Hz. Ali’nin Halifeleri Kurtardığı Yerler ve Onların İtirafları

Muhammed bin Yusuf-u Genci eş-Şafii “Menakıb-ı Ali bin Ebi Talib”in 57. babında bir takım hadisler naklettikten sonra, Huzeyfe bin Yemanî’nin hadisini senetleriyle nakletmiştir: Bir gün Ömer, Huzeyfe bin Yemani ile karşılaştığında; “Nasıl sabahladın?” diye sordu.

Huzeyfe şöyle cevap verdi: “Öyle bir halde sabahladım ki hakkı sevmiyorum fitneyi seviyorum; görmediğim şeye şehadet ediyorum; mahluk olmayanı koruyorum, abdestsiz namaz kılıyorum; benim için yerde olan Allah için gökte yoktur.”

Ömer, bu sözlerden dolayı öfkelenip onu incitmek istedi. Bu sırada Hz. Ali (a.s) geldi; Ömer’i sinirli görünce nedenini sordu. Ömer olayı anlatınca, Hazret şöyle buyurdu:

“Önemli değil, hepsini doğru söylemiştir.
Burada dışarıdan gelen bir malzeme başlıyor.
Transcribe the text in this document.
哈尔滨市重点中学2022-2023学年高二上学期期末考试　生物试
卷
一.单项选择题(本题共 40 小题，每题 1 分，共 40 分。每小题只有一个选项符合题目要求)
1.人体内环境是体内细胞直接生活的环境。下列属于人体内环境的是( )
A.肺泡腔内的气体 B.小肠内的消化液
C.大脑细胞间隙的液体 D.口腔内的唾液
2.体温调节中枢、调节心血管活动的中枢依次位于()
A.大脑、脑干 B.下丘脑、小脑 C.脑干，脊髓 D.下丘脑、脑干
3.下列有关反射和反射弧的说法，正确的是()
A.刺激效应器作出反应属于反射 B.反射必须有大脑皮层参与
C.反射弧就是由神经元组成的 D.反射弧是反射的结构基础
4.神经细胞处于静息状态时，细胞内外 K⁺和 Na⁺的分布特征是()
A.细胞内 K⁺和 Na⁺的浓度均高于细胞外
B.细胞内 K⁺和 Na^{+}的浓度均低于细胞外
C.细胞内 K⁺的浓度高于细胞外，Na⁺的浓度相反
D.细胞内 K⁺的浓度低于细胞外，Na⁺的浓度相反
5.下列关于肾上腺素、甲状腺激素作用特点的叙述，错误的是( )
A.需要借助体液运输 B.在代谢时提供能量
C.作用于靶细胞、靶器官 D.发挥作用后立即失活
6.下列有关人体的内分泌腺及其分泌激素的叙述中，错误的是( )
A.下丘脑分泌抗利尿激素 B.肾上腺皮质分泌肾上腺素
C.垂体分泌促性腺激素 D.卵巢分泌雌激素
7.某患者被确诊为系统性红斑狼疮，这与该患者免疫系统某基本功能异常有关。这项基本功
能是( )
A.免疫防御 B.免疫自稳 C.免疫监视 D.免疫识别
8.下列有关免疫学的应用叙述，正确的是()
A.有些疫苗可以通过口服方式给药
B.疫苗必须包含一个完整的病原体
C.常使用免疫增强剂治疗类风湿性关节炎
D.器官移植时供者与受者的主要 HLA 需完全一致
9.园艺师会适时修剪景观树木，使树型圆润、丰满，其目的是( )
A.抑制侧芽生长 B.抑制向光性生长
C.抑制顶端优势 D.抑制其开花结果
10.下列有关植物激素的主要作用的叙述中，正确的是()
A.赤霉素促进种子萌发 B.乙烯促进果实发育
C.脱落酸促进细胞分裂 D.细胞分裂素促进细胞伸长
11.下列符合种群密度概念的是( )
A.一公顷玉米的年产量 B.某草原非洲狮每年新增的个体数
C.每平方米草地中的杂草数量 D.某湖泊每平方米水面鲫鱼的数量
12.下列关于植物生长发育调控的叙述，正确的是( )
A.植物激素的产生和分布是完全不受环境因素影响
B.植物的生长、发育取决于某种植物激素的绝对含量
Onun sevmediği haktan maksat, ölümdür; fitneyi sevmesinden maksat, mal ve evlattır;[11] görmediği şeye şahadet etmesinden maksat, 

Allah’ın varlığı, kıyamet günü öldükten sonra dirilmek, cennet-cehennem, sorgu-sualdır; mahluk olmayanı koruyorum demesinden maksat, Kur’ân-ı Kerim’dir -ki o mahluk değildir-; abdestsiz namaz kılıyorum demesinden maksat, 

Resulullah’a (s.a.a) salat göndermesidir;[12] “benim için yerde var ama gökte Allah için yoktur” sözünden maksat ise, kendi hanımı ve ailesidir ki, onun yeryüzünde bir hanımı var; ama Allah-u Teâla bundan beri ve münezzehtir.”

Ömer Hz. Ali’nin bu açıklamasını duyunca şöyle dedi:

“Ali bin Ebi Talib olmasaydı, neredeyse Hattap oğlu helak olacaktı.”

Yusuf-u Genci eş-Şafii daha sonra şöyle diyor: “Ömer’in bu sözü, hadisçilerin yanında kesindir ve birçok tarihçi bunu nakletmişlerdir.”

Menakıb’ın müellifi de şöyle diyor: “Halife Ömer (r.z) defalarca şöyle diyordu: “Ya Ebe’l-Hasan![13] senin içinde olmadığın bir ümmette ben yaşamayayım.”

Yine şöyle diyordu: “Kadınlar, Ali bin Ebi Talib gibi birisini doğurmaktan kısır kalmışlardı.”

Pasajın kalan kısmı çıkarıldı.